Des chercheurs et des experts du monde entier ont écrit aux ministres du Territoire du Nord pour les exhorter à reconsidérer l’abrogation de cette politique efficace.

Cela inclut des chercheurs du Royaume-Uni et du Canada, qui ont co-écrit cet article. Dans ces pays, les preuves de l’efficacité du prix minimum ont été utilisées pour augmenter le prix plancher de 30 %, et non pour l’abolir.

2. Les magasins de bouteilles pourraient être ouverts plus longtemps

Il existe également des propositions visant à abroger les restrictions actuelles sur les heures d’ouverture des magasins de bouteilles.
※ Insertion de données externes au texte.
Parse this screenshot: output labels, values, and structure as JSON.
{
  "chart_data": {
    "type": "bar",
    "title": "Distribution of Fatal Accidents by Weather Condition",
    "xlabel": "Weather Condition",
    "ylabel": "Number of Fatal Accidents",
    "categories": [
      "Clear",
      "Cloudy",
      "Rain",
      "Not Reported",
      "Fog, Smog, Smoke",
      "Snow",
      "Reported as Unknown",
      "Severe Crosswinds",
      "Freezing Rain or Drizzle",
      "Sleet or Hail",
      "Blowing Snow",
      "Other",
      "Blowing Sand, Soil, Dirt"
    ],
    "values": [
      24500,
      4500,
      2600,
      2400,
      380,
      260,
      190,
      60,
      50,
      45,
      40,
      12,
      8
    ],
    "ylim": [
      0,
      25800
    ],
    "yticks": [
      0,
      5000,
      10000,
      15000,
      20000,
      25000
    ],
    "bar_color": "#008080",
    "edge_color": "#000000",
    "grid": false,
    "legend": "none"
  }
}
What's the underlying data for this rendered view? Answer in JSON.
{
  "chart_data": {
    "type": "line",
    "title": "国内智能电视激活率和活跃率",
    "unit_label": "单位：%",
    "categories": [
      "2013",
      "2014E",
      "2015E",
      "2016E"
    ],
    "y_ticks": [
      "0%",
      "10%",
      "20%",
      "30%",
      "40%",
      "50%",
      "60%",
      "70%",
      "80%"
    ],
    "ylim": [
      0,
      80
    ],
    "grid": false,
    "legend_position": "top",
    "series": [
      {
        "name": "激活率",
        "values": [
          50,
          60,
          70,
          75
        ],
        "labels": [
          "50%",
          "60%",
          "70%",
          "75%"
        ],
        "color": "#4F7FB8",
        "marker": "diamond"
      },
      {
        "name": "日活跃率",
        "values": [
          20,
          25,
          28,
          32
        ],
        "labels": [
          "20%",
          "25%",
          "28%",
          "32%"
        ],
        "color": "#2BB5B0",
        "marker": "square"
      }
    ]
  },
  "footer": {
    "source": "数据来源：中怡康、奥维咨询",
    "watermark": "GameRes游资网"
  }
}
De telles restrictions sont très efficaces pour réduire les méfaits de l’alcool, notamment la violence.

Notre article du début de l’année a révélé que dans la ville de Tennant Creek, les restrictions visant à réduire les heures de vente et à introduire des limites d’achat dans les magasins de bouteilles ont entraîné une réduction de 92 % des agressions domestiques et familiales liées à l’alcool.

Des analyses préliminaires de la réduction des heures de négociation introduite à Alice Springs à la suite de la visite du Premier ministre Anthony Albanese début 2023 suggèrent également une nette réduction des taux de violence.

3. Nouveau délit d’ivresse publique

Les ministres devaient également adopter des lois pour créer un nouveau délit pour l’ivresse publique « nuisible » (également connue sous le nom d’ivresse publique). Cela permettrait aux policiers d’arrêter des personnes et de leur infliger une amende pouvant aller jusqu’à 925 $, en plus des pouvoirs actuels leur permettant de saisir et de donner de l’alcool aux personnes qui boivent dans des zones interdites.

Nous sommes à l’heure où presque toutes les autres juridictions d’Australie sont en train de décriminaliser l’ivresse publique, ce qui met le NT en décalage avec le reste du pays.

Les nouvelles lois proposées par le NT sur l’ivresse publique criminaliseraient davantage de personnes déjà exclues de notre société, les exposant au risque des impacts négatifs, intergénérationnels et évitables qui découlent souvent du contact avec le système judiciaire.

4. Réadaptation obligatoire

Le traitement obligatoire de l’alcoolisme était également un engagement électoral.

Lors du mandat précédent du gouvernement, le traitement obligatoire de l’alcoolisme était axé sur les personnes ayant commis un délit d’ivresse publique plutôt que sur la fourniture de soins de qualité aux personnes dépendantes à l’alcool dans des circonstances vitales. Si le même modèle est réintroduit, cela s’avérera potentiellement nocif et, au mieux, inefficace.

Aux Territoires du Nord-Ouest, ce modèle de traitement obligatoire de l’alcoolisme n’a pas donné de meilleurs résultats que pour ceux qui n’avaient peut-être reçu aucun traitement. Mais cela coûte trois fois plus cher au contribuable.

Où aller à partir d’ici ?

Des chercheurs, des professionnels de la santé et des organisations partenaires ont exhorté le gouvernement du Territoire du Nord à reconsidérer ces décisions, car nous craignons avec raison qu’elles puissent aggraver les problèmes mêmes que le gouvernement souhaite résoudre.

Il n’est pas nécessaire de deviner les conséquences d’un changement, d’une abrogation ou de l’introduction de politiques en matière d’alcool. Nous pouvons nous appuyer sur des preuves solides, notamment des recherches approfondies menées dans le Territoire du Nord, sur ce qui fonctionne dans nos communautés.